THEY moan and groan about the job but football managers just cannot leave it alone.

Terry Venables' return to a life he previously insisted he had left behind is just the latest evidence that once a manager always a manager.

Those who run major clubs are the privileged few but you'd never think it to listen to them.

They complain they work every hour God sends, their families never see them, their directors and supporters are football nitwits who just make their job tougher, the media deserve to be either ignored or abused and referees were put on earth to deliberately get crucial decisions wrong.

If David O'Leary was ever happy at Leeds he kept it a secret, Gordon Strachan is locked in a permanently annoyed state, Alex Ferguson and Arsene Wenger are engaged in a miserable competition which Glenn Hoddle doesn't bother entering any more after winning it so often in the past.

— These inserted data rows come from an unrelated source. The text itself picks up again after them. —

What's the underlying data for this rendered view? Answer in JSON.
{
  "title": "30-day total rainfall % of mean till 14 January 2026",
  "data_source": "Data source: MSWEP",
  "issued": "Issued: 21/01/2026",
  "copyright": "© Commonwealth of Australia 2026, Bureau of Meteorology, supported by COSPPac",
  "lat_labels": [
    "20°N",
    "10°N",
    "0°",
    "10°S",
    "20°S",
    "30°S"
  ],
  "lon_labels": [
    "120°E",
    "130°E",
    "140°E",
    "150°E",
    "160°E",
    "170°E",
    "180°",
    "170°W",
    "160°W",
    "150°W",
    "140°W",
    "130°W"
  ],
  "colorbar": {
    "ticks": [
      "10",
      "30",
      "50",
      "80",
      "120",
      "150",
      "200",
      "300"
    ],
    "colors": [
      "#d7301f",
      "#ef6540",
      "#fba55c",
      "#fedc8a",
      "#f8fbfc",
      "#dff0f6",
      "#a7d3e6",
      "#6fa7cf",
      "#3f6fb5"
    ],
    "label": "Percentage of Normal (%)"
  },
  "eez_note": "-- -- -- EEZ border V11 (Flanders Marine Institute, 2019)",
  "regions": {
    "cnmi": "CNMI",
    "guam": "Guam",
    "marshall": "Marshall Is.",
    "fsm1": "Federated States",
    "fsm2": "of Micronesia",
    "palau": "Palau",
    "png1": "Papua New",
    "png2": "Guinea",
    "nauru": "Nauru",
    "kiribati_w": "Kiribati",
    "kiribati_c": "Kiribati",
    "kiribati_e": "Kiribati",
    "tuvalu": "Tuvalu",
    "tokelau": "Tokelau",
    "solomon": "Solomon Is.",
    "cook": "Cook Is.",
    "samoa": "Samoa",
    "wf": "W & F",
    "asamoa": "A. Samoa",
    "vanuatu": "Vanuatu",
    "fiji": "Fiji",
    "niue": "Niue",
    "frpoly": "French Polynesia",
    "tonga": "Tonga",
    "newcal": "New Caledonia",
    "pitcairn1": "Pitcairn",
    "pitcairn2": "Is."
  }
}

So why do they do it? Well, the seven-figure salary, house, car and free flights make it worthwhile but most of them need the money less than the personal fulfilment it gives them.

Venables had assured he was through with management. He had done it all before and had no intention of returning, happy with his television punditry and outside business interests. Yet here he is back at work with Leeds United where he will encounter nothing but hassle from every angle.

There is no doubt he meant it at the time but he reckoned without the irresistible pull of the job. He is not the first to backtrack on his intention to quit and he won't be the last.

Ferguson's promise that he would be quitting at the end of last season fell by the wayside when he weighed up the pros of being the manager of the third biggest club in the world with the cons of nobody paying him any attention anymore.

Graham Taylor's retirement from the game lasted a matter of months before he was back in the hot seat with Aston Villa and not even the stress of the job almost killing him could force Gerard Houllier to turn his back on the game.

They should all take a leaf out of Bobby Robson's book. Rather than moaning about his lot he never misses an opportunity to admit he is in the best job in the world - apart from playing - and he has always been too wise to delude himself that he could retire.